Reported as "not politics" and while I can see that argument, what they're talking about here has immense political ramifications, going back to Reagan's racist "welfare queen".
I haven’t yet read Chan’s book, but I would recommend also reading Aubrey Clayton’s Bernoulli's Fallacy—which catalogs how the principle founders of eugenics were also the founders of modern statistical methodology, and how they distorted the latter to justify their beliefs.
The title claims that eugenics is thriving in tech, but then the only examples it has of that are two individuals, Elon Musk and Peter Thiel. Even against just these two individuals, the accusations are vague and don't include anything these individuals actually did as opposed to just said (or rather what they are claimed to have said). Then for some reason an opposition to DEI is given as an example of support for eugenics. Most of the words in the article are spent talking about the eugenics movement of a hundred years ago rather than anything happening today.
Musk and Thiel are very wealthy and influential, but they aren't "tech". This article is paranoia and click-bait.
There are about 9,600,000 people in the US tech industry and this article never even mentions 9,599,998 of them. Even if Musk and Thiel support eugenics (and that's if) they're just talking about it as individuals, not as people who run tech companies associated with eugenics in any way. Musk is an immigrant and Thiel is gay, so you might as well say that eugenics is thriving in the immigrant community and the gay community.

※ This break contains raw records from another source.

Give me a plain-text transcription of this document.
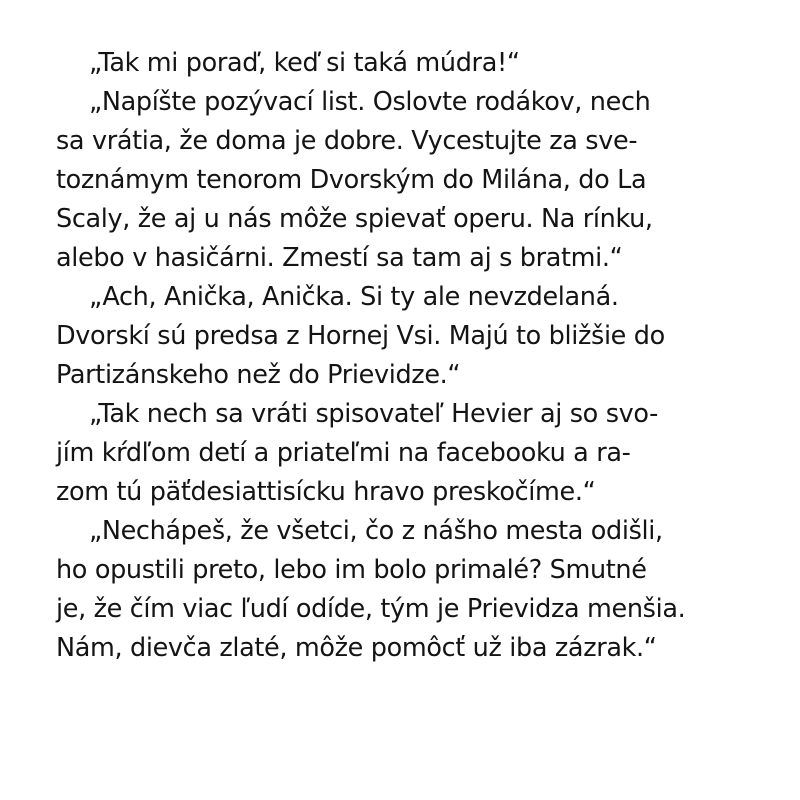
„Tak mi poraď, keď si taká múdra!“
„Napíšte pozývací list. Oslovte rodákov, nech
sa vrátia, že doma je dobre. Vycestujte za sve-
toznámym tenorom Dvorským do Milána, do La
Scaly, že aj u nás môže spievať operu. Na rínku,
alebo v hasičárni. Zmestí sa tam aj s bratmi.“
„Ach, Anička, Anička. Si ty ale nevzdelaná.
Dvorskí sú predsa z Hornej Vsi. Majú to bližšie do
Partizánskeho než do Prievidze.“
„Tak nech sa vráti spisovateľ Hevier aj so svo-
jím kŕdľom detí a priateľmi na facebooku a ra-
zom tú päťdesiattisícku hravo preskočíme.“
„Nechápeš, že všetci, čo z nášho mesta odišli,
ho opustili preto, lebo im bolo primalé? Smutné
je, že čím viac ľudí odíde, tým je Prievidza menšia.
Nám, dievča zlaté, môže pomôcť už iba zázrak.“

It’s not an investigative article—it’s a discussion with an author teasing one aspect of her book. I assume the title was meant more as a description of the book than as a claim they were trying to fully substantiate within this particular discussion about the book.
Looking at the basic definition of eugenics makes it seem like the sci-fi concept of editing a fetus to not have diseases. Is there something ethically wrong with that?
I know eugenics is based in nazi shit and "selective breeding" (which I'm vehemently against), but people get angry at the term, so I'm assuming we're nowhere nere the sci-fi stuff(?)
It’s historically been applied at the level of societies rather than individuals, and targeted at common traits seen as undesirable rather than at specific genetic defects. And it tends to be based on misconceptions about evolution—e.g., that an ideal population is one in which all members’ genotypes approach some hypothetical optimum, and any genetic diversity within a population is deleterious.
Eugenics is basically selective breeding applied to humans to weed out undesirable traits like diseases or disabilities.
It sounds okay on paper but as history showed us, it is, more often than not, used to justify heinous shit. Especially when you leave it to humans to define "undesirable traits".
Nazis used it, but so did America, Japan, China, France and many many more.
And now, imagine tech bros from the Valley wanting to engineer the genome and deliver the "perfect" baby to some rich fucks. We're obviously not there yet, but it's only a matter of time if we let them.